Kontrowersyjny tekst pułkownika Siergieja Kowalowa zniknął z internetowej strony rosyjskiego ministerstwa obrony. W skandalicznej publikacji, pułkownik Kowalow pisze, że żądania Trzeciej Rzeszy wobec Polski były umiarkowane i trudno je uznać za nieuzasadnione.

REKLAMA

Podczas rozmowy z naszym reporterem pułkownik Kowalow nie był już tak stanowczy, jak można było sądzić po tym skandalicznym tekście. Tłumaczył, że problem może tkwić w interpretacji. Po pierwsze, nie uważam, że to Polska w całości jest winna wywołaniu wojny. Dodam, że z wielkim współczuciem odnoszę się do waszej tragedii - mówił pułkownik.

O niemieckich roszczeniach, o których wcześniej napisał, że trudno je uznać nieuzasadnionymi teraz mówił tak: Te żądania nie miały podstaw prawnych. To moje stanowisko i tyle. Okazuje się też, że tekst Kowaliowa już odbił się szerokim echem w jego ministerialnym instytucie.

Dyskutowaliśmy nad tym problemem. Wydamy oficjalne wyjaśnienia do tekstu. Nie widzę potrzeby rozniecania jakichkolwiek polsko-rosyjskich antagonizmów - przekonuje Kowalow. Wygląda więc na to, że tekst historyka-pułkownika opublikowano na stronie ministerstwa nie celowo, a przez niedopatrzenie.

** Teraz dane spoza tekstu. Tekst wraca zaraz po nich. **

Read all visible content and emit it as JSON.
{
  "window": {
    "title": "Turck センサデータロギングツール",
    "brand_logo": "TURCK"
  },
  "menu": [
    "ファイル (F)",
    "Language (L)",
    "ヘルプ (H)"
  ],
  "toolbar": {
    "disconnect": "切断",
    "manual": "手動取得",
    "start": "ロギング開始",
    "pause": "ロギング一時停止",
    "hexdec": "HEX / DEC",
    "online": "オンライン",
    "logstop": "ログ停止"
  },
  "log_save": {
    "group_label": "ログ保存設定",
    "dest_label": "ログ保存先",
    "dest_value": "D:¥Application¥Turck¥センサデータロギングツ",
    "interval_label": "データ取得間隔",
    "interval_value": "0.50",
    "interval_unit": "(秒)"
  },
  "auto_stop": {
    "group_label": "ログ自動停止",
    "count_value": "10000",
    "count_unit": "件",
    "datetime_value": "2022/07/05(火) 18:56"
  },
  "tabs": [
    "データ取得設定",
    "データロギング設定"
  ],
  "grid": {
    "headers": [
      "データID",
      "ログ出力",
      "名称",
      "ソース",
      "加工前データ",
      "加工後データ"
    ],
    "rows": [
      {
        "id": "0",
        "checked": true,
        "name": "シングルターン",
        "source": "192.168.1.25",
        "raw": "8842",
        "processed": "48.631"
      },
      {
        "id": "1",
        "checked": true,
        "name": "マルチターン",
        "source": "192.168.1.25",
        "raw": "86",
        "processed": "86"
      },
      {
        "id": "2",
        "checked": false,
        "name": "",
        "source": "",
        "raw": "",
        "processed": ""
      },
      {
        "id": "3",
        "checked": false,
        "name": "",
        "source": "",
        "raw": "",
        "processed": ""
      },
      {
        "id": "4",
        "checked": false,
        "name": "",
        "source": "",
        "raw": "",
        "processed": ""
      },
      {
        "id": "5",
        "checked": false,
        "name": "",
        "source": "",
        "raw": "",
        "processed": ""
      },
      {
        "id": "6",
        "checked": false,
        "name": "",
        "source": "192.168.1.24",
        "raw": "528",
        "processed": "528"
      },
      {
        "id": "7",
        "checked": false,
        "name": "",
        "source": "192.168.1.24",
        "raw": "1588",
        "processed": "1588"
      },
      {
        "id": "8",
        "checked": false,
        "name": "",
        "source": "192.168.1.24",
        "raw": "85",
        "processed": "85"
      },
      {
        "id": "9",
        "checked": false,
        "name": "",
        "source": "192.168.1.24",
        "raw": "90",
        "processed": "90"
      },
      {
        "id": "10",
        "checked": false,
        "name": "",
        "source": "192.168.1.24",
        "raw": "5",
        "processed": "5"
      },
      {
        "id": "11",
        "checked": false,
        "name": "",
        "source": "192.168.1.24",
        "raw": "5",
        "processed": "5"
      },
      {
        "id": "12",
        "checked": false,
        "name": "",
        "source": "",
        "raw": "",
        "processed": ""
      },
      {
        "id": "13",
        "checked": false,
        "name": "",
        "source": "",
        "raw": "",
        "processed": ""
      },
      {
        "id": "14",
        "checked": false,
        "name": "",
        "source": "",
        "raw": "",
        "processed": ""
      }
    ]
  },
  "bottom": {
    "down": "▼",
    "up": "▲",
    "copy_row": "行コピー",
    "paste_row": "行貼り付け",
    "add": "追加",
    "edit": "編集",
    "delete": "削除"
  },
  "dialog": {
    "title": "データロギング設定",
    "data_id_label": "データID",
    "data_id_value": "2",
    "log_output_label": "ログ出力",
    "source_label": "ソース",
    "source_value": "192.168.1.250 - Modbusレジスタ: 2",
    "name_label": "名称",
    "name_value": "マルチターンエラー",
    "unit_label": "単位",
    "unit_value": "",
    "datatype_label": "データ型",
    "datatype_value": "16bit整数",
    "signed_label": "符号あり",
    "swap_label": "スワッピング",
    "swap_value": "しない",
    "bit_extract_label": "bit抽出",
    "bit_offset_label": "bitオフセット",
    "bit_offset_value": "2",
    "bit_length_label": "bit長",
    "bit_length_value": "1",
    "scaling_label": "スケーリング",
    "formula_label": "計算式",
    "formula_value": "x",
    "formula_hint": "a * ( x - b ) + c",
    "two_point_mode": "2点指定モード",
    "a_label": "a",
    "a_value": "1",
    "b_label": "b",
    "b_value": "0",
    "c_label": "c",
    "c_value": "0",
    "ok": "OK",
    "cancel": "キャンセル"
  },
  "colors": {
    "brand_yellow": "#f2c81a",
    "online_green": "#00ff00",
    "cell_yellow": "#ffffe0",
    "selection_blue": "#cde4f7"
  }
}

Co dokładnie napisał Kowalow?

Ministerstwo Obrony Federacji Rosyjskiej umieściło na swojej oficjalnej stronie internetowej tekst, w którym odpowiedzialnością za rozpętanie II wojny światowej obarczono Polskę. Jego autorem jest pułkownik Siergiej N. Kowalow z Instytutu Historii Wojennej Ministerstwa Obrony Federacji Rosyjskiej. Wszyscy, którzy bez uprzedzeń studiowali historię II wojny światowej, wiedzą, że rozpoczęła się ona z powodu odmowy przez Polskę spełnienia niemieckich roszczeń. Jednak mniej znane jest to, czego od Warszawy chciał Adolf Hitler - pisze Kowalow.

Zdaniem Kowalowa, żądania Niemiec były dość umiarkowane: włączyć wolne miasto Gdańsk do III Rzeszy oraz wyrazić zgodę na budowę eksterytorialnej autostrady i drogi kolejowej, które połączyłyby Prusy Wschodnie z podstawową częścią Niemiec. W jego ocenie, żądania te "trudno uznać za nieuzasadnione".

Kowalow usprawiedliwia też agresję ZSRR na Polskę 17 września 1939 roku. Jego zdaniem Józef Stalin nie miał innego wyjścia, niż zawrzeć z Hitlerem pakt o nieagresji, by choć na krótki czas odroczyć wojnę z Niemcami i zająć rubieże obronne na zachód od starej granicy radzieckiej.